Outside a Walmart in San Antonio on Saturday night, police said, they discovered a sweltering tractor-trailer with dozens of people locked inside – eight of them dead and many more with signs of severe dehydration.
Juveniles appeared to be among the dead – numbered and tagged but still unidentified.
“They discovered an alien smuggling venture gone horribly wrong. Eight immigrants were found dead,” U.S. Attorney Richard Durbin wrote in a statement released by federal immigration authorities on Sunday morning. “All were victims of ruthless human smugglers indifferent to the well-being of their fragile cargo.”

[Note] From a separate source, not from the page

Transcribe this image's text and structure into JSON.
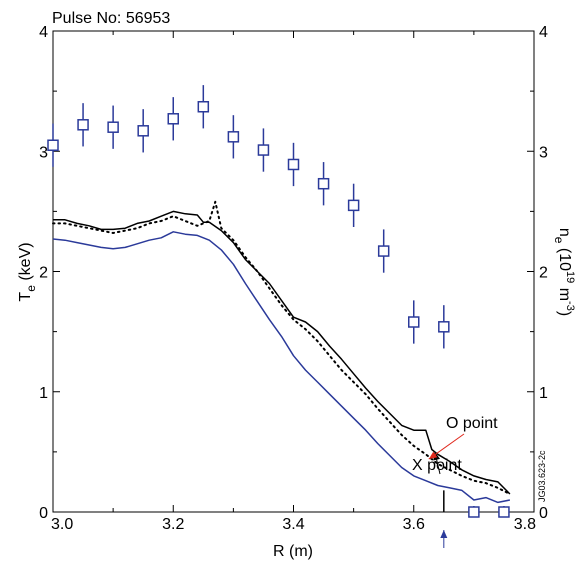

Police Chief William McManus did not go quite so far when he spoke to reporters gathered before dawn. But he said his homicide detective would work with federal immigration authorities to determine “the origin of this horrific tragedy.”
The truck had no working air conditioning or signs of water as it sat in the Walmart parking lot off Interstate Highway 35 in south San Antonio, about 2½ hours from the border with Mexico, authorities said.
Surveillance footage recorded vehicles pulling up to the truck that night, taking people from the trailer and driving away, McManus said.
But at least three dozen remained locked inside, Fire Chief Charles Hood told reporters, their hearts beating rapidly and their temperatures spiking.
At some point, somehow, one of the passengers got out of the trailer and asked a Walmart employee for water.
The employee “came back with the water, called the police, and we found eight dead in the back of that trailer,” McManus said.
Some of the survivors ran into the surrounding trees, the police chief said, evading helicopters and foot patrols in the darkness.
But many more remained, badly needing help.
“They were very hot to the touch,” Hood said. “Each one of them had over 130 beats per minutes.”
Twenty people were hospitalized in critical or very serious condition, Hood said, with many suffering from heat stroke and dehydration.
Eight were in better shape but still needed treatment.
“We flooded downtown San Antonio and our critical hospitals with patients tonight,” Hood said.
A hearse pulled into the parking lot later that morning, according to the San Antonio Express-News. The truck and several police cars still sat outside the store.
The news outlet reported that 17 of those hospitalized had life-threatening injuries and that two 15-year-olds were among the injured.
The names, origins and ages of the dead were not known, but McManus said they appeared to include “some juveniles, some adults in their 20s, 30s.”
At least two in the truck were school-age children, Hood said, without specifying whether they were alive.
McManus said the driver was in custody. While investigators did not yet know where the truck came from, the police chief said human smuggling operations were routine in the area – often going undiscovered in the darkness.
“We’re very fortunate there weren’t 38 people that were all locked inside the vehicle, dead,” Hood added.
Here is the statement from Durbin, the U.S. attorney:
“San Antonio firefighters and police responded to a horrific scene this morning on the southwest side of town. They discovered an alien smuggling venture gone horribly wrong.
“Eight immigrants were found dead. At least twenty more were in serious condition. All were victims of ruthless human smugglers indifferent to the well-being of their fragile cargo.
“The South Texas heat is punishing this time of year. These people were helpless in the hands of their transporters. Imagine their suffering, trapped in a stifling trailer in 100-plus degree heat.
“The driver is in custody and will be charged. We will work with the Homeland Security Investigations and the local responders to identify those who were responsible for this tragedy.”